There may be trouble ahead. The causes of resistance are complex. Instinctual, intellectual, personal, political – there’s much to be learned from self-chosen digital divides. While one side forms cliques of tweets and blog posts the other relies on email and face to face meetings with coffee and biscuits. East is East, and West is West, and never the twain shall meet

Resistance is mostly invisible. In the online world of RSS and social media-ness, like clings to like. Resistance through choice is interesting. Often it’s about being human in the age in the machine or in Lee Siegel’s words being Against the Machine; Being Human in the Age of the Electronic Mob (2008). Siegel continues the anti-internet diatribe of Andrew Keen in the Cult of the Amateur (2007). Both writers follow Neil Postman’s Amusing Ourselves to Death (1985 revised 2005) and Technopoly: The Surrender of Culture to Technology (1993). Throw in Nicholas Carr with his 2008 question Is Google Making us Stupid? Add the JISC and British Library CIBER report into the research behaviour of young people and put all this alongside Jaron Lanier’s manifesto You Are Not a Gadget (2010) to be afraid, very afraid, of ever logging onto a virtual environment again – although of course we will continue to hook ourselves up, cyborg-like, for as long as the connections make it possible. It’s more than an addiction, it’s become a way of life, but within our mass of digitally enabled lifestyles there remain those who resist, who don’t have internet-enabled mobile technology through choice, who wouldn’t consider enrolling on TELEDA and who value their self-chosen non-internet lives.

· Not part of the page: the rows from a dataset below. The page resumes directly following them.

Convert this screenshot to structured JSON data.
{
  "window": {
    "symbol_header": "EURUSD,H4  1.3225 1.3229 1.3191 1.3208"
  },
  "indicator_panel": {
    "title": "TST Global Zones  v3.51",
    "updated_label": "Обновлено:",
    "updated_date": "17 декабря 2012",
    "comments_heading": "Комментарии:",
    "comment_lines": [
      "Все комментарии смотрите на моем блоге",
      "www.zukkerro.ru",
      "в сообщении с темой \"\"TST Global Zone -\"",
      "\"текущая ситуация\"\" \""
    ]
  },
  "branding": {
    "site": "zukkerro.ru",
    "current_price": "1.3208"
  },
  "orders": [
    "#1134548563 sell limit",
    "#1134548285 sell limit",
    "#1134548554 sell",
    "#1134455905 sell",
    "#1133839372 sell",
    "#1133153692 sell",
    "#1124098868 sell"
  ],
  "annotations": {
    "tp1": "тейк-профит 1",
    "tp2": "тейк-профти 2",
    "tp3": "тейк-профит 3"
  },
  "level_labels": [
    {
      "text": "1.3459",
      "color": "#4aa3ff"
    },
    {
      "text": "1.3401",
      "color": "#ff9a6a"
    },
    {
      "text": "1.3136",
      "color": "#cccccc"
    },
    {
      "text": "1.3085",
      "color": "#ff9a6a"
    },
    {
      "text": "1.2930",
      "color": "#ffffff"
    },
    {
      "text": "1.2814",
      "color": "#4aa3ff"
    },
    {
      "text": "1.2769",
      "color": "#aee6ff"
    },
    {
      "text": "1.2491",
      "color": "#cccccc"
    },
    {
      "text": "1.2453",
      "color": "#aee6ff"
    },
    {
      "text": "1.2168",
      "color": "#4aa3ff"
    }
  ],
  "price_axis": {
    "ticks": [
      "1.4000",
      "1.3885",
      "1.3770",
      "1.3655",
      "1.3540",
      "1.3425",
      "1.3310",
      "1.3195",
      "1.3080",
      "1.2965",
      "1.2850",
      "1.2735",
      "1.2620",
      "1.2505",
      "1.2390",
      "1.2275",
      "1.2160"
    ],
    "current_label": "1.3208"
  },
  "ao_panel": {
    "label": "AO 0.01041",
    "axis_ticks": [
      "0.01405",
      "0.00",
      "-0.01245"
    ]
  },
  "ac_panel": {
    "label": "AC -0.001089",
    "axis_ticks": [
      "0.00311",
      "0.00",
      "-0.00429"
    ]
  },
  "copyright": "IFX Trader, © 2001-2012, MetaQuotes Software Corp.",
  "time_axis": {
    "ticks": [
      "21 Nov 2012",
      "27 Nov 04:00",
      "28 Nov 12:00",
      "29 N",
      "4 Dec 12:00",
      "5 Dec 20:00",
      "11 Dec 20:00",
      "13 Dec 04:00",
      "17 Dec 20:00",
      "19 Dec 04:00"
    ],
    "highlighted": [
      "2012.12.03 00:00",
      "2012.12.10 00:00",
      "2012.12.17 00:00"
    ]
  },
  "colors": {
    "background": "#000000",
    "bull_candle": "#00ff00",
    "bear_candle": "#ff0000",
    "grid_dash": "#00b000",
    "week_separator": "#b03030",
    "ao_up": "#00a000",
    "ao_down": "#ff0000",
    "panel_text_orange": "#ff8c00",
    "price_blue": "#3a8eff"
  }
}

Perhaps we’ve all been fooled by google. Persuaded by easy access to information and the duplicity of google+ hangouts. We’re all living in the negative utopia of Huxley’s Brave New World. The internet has become a digital Soma-like alternative where we communicate via a machine which monitors and records every interaction for ever. Unless of course we don’t have a digital identity in the first place. Sometimes I feel like Kassandra – tell truths but don’t be believed.  Once you’ve sold your soul to google it’s too late to do anything about it.  You can’t delete a virtual self. Even after death it lives on. Sometimes I’m afraid resistance may prove to be the wisest choice. But only time – and a google database – will tell.